А Макаров был совсем не такой. Тихий, послушливый, исправный, он никакой матросской «отчаянности» не выказывал и далеко не был лихим матросом. Так себе, самый заурядный.
— Может, тебя в экипаже притесняли, Макаров? Зря драли? — спросил наконец Дудкин.
— Нет, братец ты мой, этого не было… И драли меня за все мои четыре года службы всего два раза — это когда я на корабле «Фершанте»[1] первый год служил — по пятидесяти линьков всыпали — командир у нас занозистый был и к матросу лют… А что в экипаже, так очень даже спокойно было.
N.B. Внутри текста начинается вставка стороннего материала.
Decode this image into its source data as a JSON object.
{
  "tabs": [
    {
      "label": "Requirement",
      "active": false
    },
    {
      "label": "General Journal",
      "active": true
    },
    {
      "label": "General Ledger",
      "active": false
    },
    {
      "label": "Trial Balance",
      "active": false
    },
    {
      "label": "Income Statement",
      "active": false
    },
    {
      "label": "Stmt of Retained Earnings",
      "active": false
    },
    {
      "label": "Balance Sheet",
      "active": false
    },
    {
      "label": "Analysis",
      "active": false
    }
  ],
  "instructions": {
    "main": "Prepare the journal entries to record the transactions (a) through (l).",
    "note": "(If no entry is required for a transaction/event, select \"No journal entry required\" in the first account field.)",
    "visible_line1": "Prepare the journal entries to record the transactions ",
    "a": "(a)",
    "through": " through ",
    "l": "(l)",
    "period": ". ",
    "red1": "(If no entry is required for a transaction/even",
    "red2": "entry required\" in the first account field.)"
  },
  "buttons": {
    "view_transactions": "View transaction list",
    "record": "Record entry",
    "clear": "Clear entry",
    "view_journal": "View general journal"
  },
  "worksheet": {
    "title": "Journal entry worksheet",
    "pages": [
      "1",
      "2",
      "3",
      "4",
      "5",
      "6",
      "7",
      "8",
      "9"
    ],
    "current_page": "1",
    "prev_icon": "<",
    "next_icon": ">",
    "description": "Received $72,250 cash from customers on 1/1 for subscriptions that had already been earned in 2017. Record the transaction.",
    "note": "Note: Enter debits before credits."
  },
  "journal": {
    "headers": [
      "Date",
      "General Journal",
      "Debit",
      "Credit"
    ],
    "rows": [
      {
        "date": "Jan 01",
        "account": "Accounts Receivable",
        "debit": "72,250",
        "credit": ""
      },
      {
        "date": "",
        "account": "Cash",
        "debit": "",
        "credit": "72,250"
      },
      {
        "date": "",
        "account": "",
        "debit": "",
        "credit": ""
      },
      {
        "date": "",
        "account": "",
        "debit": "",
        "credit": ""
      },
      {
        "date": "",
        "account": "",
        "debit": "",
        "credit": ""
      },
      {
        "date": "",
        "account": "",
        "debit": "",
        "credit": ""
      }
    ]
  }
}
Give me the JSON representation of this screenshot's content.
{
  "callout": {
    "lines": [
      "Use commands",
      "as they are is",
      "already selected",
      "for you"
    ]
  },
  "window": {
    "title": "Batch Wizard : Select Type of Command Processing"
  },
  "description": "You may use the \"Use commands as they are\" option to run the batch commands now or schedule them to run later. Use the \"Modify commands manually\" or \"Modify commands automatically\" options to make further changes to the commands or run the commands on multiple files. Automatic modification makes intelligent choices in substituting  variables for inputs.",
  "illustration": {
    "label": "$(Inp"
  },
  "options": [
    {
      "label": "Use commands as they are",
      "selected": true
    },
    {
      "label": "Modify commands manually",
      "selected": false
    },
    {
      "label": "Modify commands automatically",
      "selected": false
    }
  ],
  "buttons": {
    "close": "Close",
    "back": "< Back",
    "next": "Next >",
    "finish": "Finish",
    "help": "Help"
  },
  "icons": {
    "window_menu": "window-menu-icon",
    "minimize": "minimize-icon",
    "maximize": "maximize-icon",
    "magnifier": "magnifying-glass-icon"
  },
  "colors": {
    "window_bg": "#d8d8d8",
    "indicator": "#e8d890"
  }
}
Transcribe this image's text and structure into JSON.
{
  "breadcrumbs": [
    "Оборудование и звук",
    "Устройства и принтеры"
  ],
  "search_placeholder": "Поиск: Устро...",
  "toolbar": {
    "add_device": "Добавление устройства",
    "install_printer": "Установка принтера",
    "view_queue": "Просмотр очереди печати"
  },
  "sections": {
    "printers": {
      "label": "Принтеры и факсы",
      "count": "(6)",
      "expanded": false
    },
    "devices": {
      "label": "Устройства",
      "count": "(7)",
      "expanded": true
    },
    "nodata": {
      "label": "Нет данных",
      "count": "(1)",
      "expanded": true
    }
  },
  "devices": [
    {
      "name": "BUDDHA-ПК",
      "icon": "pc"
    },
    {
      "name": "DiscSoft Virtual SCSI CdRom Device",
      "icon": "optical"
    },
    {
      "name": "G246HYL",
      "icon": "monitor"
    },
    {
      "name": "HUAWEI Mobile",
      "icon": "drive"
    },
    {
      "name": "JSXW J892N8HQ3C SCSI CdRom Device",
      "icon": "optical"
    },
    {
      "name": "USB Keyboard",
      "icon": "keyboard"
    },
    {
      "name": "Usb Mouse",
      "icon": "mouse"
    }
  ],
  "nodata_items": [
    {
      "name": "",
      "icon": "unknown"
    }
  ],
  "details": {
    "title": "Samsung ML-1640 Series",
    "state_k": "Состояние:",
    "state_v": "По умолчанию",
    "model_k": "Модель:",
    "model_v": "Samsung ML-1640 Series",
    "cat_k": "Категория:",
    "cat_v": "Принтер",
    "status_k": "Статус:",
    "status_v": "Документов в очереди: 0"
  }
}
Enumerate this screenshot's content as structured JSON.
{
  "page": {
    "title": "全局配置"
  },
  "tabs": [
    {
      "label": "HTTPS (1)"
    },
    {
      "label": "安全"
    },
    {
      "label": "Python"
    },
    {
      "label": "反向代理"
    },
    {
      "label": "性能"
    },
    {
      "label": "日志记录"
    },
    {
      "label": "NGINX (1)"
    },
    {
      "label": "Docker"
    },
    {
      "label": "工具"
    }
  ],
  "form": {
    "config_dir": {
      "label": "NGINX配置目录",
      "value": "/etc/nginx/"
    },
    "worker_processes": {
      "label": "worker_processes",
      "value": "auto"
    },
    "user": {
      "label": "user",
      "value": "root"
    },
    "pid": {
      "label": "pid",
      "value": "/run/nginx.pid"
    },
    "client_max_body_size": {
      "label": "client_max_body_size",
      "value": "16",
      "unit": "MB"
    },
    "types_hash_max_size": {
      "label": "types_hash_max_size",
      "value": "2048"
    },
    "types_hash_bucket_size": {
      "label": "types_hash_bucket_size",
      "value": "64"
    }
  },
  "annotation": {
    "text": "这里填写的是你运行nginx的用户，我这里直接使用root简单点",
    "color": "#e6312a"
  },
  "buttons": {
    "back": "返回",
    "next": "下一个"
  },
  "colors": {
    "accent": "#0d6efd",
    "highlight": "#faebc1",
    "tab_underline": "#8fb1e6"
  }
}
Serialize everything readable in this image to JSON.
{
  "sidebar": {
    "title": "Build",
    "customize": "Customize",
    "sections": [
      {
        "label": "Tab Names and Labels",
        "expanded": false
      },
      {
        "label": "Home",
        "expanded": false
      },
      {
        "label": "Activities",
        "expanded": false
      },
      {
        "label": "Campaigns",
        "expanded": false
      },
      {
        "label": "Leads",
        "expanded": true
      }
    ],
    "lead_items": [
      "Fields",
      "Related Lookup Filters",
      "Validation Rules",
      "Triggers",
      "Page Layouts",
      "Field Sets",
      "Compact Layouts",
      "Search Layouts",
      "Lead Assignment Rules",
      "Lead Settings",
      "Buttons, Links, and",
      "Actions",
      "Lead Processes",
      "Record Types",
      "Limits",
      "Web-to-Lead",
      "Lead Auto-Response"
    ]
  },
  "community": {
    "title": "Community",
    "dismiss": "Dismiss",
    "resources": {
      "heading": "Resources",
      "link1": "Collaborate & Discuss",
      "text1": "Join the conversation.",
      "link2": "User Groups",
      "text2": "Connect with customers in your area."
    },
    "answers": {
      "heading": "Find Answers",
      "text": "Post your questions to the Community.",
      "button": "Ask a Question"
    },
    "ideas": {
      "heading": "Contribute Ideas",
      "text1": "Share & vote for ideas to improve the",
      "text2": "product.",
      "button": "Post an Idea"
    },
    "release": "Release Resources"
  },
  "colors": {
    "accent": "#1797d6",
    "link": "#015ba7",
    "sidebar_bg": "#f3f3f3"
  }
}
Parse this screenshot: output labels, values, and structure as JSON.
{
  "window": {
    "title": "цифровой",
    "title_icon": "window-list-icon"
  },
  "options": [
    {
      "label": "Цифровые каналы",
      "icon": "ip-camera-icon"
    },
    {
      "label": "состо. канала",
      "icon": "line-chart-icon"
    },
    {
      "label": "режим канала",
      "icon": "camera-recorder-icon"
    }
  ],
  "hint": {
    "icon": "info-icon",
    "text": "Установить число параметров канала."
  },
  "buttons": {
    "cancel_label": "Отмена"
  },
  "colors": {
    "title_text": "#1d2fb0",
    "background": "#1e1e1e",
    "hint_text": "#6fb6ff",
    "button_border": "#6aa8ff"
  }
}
И ротный, и фитьфебель ничего себе, с рассудком люди и не зверствовали… Ну да и я всегда опаску имел… завсегда был смирным и непьющим матросом, чтобы, значит, от греха подальше… Ну их!..
— Так из-за чего же ты просился?…
Макаров не сразу отвечал, видимо стесняясь доверить свою тайну товарищу.
Расположила ли его к откровенности эта чудная теплая ночь с мигающими звездами, и он чувствовал потребность высказаться, или Дудкин вселял доверие к себе, но только Макаров, после минуты-другой нерешительного молчания, наконец, проговорил с некоторой торжественностью:
— Только смотри, Егорка, никому не болтай. Чтобы, значит, в секрете…
— Не сумлевайся, Вась… Слава богу, приятели…
— Нет, ты побожись!
— Вот-те крест!
И Егорка Дудкин с самым торжественным и серьезным видом перекрестился три раза.